# Cold Fear Video Mode not supported



## rapz (Apr 3, 2005)

Hi i just installed Cold Fear and when i go run the game the screen goes blank and a message on my monitor saying *Video Mode not Supported* but there is sound. So i assumed that something wasnt compatible with the game i did meet the minimum requirements for it. I got the latest drivers for the video card and my samsung lcd. It did nothing
someone plz help
Thx

AMD +2500
1 gb ram
36 gb rapter
120 gb maxtor
msi geforce 5900fx
soundblaster audigy 2
Samsung 192n


----------



## Sarkast (Sep 12, 2004)

I remember a similar problem in here just a while back. I think the problem is that the game tries to run in a certain mode that your monitor doesnt support - especially the refresh rate.
Usually you can "force" certain settings for a game - so make sure that the game doesnt try to run (for example) 85hz refresh rate as your LCD wont support this - then shuts off and displays this message.

It might be diffrent for you depending on what drivers you are using - but the nvidia control panel lets you override refresh rate for applications. So if you cant set it for the game you might have success using these override settings. (so its not application controlled)


----------



## rapz (Apr 3, 2005)

yea I believe that the problem is my lcd monitor the max refresh rate is 72 htz. There is an option in the nvidia settings where you can bring refresh rate to 85 htz however when its put in that setting the monitor brings up the same msg video mode not supported. I dont even know if you can even change the refresh rate in game ...


----------



## Sarkast (Sep 12, 2004)

Try the override - just override for all resolutions (cause you might not know in which one it wants to start) to lets say 60hz. That should take care of it. 
In my Nvidia Controles there is:

Screen adjustment
Display mode timing
.
etc.
Nvrotate
Refresh rate override
screen res and refresh

Go to refresh rate override and set them all to 60.


----------



## rapz (Apr 3, 2005)

well... i didnt see that override menu
but when i downloaded coolbits i set the refresh rate to 60htz now it works perfectly thanks


----------



## Sarkast (Sep 12, 2004)

Maybe we are using diffrent versions.
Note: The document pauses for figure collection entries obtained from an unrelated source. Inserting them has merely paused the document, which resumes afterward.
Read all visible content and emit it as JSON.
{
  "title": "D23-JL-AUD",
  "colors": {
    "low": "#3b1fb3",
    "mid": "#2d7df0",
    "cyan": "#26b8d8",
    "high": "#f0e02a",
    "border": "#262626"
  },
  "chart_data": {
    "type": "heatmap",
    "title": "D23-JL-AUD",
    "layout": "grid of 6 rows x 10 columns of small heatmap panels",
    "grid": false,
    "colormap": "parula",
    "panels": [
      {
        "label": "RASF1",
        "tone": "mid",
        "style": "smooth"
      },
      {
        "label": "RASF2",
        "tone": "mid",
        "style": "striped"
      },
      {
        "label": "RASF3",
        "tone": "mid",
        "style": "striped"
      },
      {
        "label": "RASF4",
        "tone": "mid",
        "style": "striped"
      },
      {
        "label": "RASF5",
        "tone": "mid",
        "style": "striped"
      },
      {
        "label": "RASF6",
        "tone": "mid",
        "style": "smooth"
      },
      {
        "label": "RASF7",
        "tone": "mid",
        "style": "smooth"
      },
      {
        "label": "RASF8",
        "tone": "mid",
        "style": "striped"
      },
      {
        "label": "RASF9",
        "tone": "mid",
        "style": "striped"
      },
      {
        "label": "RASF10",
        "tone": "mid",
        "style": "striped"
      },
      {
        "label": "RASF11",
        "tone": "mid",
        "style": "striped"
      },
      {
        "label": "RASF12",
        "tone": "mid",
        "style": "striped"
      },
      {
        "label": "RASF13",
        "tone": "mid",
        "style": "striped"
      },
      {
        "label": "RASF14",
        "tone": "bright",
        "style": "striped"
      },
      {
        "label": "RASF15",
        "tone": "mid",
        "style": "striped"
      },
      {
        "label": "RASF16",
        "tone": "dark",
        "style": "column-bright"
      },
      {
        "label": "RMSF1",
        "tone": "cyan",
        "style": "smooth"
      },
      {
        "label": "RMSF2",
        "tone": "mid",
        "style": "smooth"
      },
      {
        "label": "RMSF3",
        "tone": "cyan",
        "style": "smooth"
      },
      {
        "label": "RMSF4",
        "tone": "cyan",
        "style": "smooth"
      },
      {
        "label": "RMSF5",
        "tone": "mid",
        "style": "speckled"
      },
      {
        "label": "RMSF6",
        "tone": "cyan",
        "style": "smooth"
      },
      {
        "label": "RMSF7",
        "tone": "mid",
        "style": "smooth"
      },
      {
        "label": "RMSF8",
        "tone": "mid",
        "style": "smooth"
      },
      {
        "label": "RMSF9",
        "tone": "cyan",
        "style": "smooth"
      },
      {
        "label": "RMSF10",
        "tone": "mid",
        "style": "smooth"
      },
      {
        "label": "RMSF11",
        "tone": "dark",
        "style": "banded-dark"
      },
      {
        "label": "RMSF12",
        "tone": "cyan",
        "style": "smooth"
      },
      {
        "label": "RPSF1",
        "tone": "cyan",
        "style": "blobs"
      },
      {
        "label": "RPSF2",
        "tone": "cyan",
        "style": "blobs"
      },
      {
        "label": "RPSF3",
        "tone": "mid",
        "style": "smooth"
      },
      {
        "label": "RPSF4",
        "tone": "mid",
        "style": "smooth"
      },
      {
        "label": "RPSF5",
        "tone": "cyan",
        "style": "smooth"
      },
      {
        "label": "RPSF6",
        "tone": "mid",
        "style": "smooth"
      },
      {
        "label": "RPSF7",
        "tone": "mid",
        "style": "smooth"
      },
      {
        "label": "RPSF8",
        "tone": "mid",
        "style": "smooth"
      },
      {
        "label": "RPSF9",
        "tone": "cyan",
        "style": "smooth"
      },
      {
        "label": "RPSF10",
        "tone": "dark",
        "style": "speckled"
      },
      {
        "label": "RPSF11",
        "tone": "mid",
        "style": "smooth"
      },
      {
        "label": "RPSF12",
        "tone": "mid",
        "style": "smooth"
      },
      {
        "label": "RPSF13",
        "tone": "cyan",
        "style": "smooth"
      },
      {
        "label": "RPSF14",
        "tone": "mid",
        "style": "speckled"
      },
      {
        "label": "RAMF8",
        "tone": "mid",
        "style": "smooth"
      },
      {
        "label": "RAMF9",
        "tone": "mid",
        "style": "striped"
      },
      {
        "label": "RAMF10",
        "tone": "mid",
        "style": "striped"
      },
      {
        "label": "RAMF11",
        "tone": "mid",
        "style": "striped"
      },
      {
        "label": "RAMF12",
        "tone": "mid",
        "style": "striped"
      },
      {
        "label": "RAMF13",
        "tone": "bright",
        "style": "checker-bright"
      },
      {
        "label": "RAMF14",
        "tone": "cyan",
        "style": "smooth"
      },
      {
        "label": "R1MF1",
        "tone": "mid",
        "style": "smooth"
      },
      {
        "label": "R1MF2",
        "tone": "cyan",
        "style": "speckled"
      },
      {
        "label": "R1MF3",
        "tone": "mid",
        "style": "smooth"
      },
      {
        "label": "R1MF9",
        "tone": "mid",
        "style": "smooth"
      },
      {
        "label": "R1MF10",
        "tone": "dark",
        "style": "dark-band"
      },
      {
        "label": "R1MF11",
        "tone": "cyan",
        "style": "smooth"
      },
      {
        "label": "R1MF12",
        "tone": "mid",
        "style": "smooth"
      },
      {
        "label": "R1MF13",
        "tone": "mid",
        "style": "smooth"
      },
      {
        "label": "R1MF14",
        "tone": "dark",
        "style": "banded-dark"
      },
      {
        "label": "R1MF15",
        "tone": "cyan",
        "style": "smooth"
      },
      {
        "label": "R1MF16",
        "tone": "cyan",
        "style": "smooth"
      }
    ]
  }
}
Either way i am glad you got it working now.


----------



## i2ply (May 10, 2011)

Well this is a pretty old issue, but one I was actually just having and was able to fix.

Seems the game forces a higher hertz than my tv/monitor was unable to use, and simply setting hz through Win7 control panel wouldn't change what the game ran at.


The sollution was an easy one though.

-Opened Nvidia Control Panel.
-Created a custom Resolution (under Display/Change Resolution/Customize).
-Made a new one and set it to 60hz.
-Save.

This forced the game to run in 60hz and I was able to play the game perfectly fine.


Hope this helps anyone who might still come acrossed this problem (like I did).


----------